Ce que ça change, c’est déjà pour les patients : on ne doit pas utiliser l’hydroxychrloroquine pour traiter le Covid-19. Et on doit absolument éviter l’association hydroxychloroquine et azithromycine. C’est cohérent avec ce qu’on pensait, mais là, on a une preuve scientifique. En effet, ces deux traitements allongent l’intervalle QT (le délai entre les ondes Q et T) du rythme cardiaque, donc on augmente le risque de trouble grave. D’autant plus que le Covid provoque des atteintes cardiaques.
Cette étude est définitive. Ce traitement a fait beaucoup débat… C’est assez terrible, car cela a freiné la recherche clinique sur d’autres traitements et mis en danger des gens. Pour le moment, on n’a pas de traitement efficace contre cette pathologie. On sait seulement que, dans des formes pulmonaires sévères, l’utilisation de corticoïdes est efficace. Et c’est un essai clinique randomisé qui l’a montré !
Sait-on si cette augmentation du risque varie selon l’âge du patient ?
Il n’y a pas de différence majeure, ni selon l’âge et la comorbidité du patient, ni selon la dose utilisée du traitement. Mais ces données n’étaient pas forcément fournies par les études menées.
Une étude observationnelle belge vient de dévoiler que l’hydroxychloroquine à faible dose aurait un effet sur la mortalité. Le débat n’est donc pas clos ?
Dans cette étude belge, comme pour celles de l’équipe du Pr Raoult, les gens traités par hydroxychloroquine sont plus jeunes, ont moins de comorbidités et ont reçu plus de corticoïdes que dans le groupe témoin.
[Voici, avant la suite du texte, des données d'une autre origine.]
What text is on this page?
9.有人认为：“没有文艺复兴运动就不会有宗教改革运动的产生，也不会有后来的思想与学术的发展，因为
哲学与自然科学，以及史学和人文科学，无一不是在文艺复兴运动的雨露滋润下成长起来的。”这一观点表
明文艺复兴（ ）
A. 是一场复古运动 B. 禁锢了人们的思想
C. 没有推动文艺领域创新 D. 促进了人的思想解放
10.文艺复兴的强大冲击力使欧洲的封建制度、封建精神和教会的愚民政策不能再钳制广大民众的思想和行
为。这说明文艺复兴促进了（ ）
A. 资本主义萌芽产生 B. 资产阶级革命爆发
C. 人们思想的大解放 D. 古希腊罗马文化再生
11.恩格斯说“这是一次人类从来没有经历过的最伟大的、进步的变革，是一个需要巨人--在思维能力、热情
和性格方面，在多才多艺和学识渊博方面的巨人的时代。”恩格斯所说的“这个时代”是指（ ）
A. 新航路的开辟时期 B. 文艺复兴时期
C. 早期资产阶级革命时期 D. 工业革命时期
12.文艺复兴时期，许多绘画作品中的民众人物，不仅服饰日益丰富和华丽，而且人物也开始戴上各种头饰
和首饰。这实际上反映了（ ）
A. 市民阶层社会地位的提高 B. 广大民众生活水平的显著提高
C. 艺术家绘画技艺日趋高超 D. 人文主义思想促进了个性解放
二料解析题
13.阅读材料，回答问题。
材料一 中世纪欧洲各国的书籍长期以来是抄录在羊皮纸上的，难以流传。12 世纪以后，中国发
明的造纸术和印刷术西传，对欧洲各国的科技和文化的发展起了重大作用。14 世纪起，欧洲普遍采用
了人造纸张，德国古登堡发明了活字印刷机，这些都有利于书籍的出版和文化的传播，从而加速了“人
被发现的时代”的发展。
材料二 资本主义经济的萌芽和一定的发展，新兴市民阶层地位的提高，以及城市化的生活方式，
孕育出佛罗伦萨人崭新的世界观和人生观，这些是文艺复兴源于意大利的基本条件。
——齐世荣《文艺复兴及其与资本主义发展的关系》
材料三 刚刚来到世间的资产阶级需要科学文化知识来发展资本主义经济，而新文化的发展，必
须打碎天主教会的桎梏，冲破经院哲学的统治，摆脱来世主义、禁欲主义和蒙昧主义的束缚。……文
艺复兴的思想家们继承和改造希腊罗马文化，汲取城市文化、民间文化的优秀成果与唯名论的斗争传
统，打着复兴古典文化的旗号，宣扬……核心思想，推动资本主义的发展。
Dans les études observationnelles, on reprend des données de patients traités pour générer des hypothèses. Mais ce qui permet de trancher une décision thérapeutique, ce sont les essais randomisés et les méta-analyses, sommet de la pyramide de la médecine fondée par les preuves.
Une étude française parue en juin avançait que l’hydroxychloroquine permettrait une réduction du délai d’hospitalisation. Est-ce un aspect que vous avez exploré ?
Non. Mais sur les sept essais randomisés sur l’hydroxychloroquine seule, aucun ne conclut à une baisse du délai d’hospitalisation, et une étude anglaise conclut même à une augmentation de la durée d’hospitalisation.
L’hydroxychloroquine a fait l’objet d’un débat intense en France, notamment autour du Pr Didier Raoult. Que dire aux Français qui doutent ?
Il faut faire confiance aux instances et aux études de qualité plus qu’à une personne. La problématique a été focalisée sur un traitement, alors que la vraie question, c’est la démarche d’évaluation. Et c’est la même pour toutes les molécules. Didier Raoult a fait une évaluation non rigoureuse. Pour savoir si un traitement marche ou pas, il faut se donner le temps de l’évaluation. Sinon, on risque de mettre en danger les gens. Il faut donc des essais où l’on tire au sort des patients qui ont le « traitement candidat » et d’autres non.
Ce bras de fer autour d’un traitement est-il exceptionnel ?
Ce qui est vraiment exceptionnel, c’est à quel point le public s’est emparé de ces questions. Certains leur ont fait croire que c’était à eux de choisir leur traitement. J’ai participé à des essais thérapeutiques en Guinée sur Ebola , et personne ne s’est mis à dire « il faut telle molécule ».
Ce que j’avais déjà observé, par contre, c’est une remise en question de la démarche scientifique, voire des essais cliniques. Certaines personnes estiment qu’on ne peut pas tirer au sort des patients. C’est vrai qu’il y a des pathologies très mortelles (comme Ebola, avec 80 % de mortalité), pour lesquelles on ne va pas tirer au sort entre un traitement et rien, mais entre deux traitements. Pour le Covid-19, un patient diagnostiqué a 1 % de risque d’être hospitalisé. Il faut donc être très exigeant sur la tolérance et l’absence de toxicité de la molécule.
Les chercheurs ont-ils besoin de mieux communiquer auprès du grand public ?
Evidemment. Les outils de démarche scientifique rigoureuse sont indispensables, mais on a absolument besoin d’une bonne communication, et cela a manqué ces derniers mois. Le coronavirus a révélé que beaucoup de gens ne comprennent pas ce qu’on fait. Les choix thérapeutiques à l’hôpital se font sur la base de ces études. Il faut qu’on travaille pour nouer un lien entre la recherche médicale et le grand public.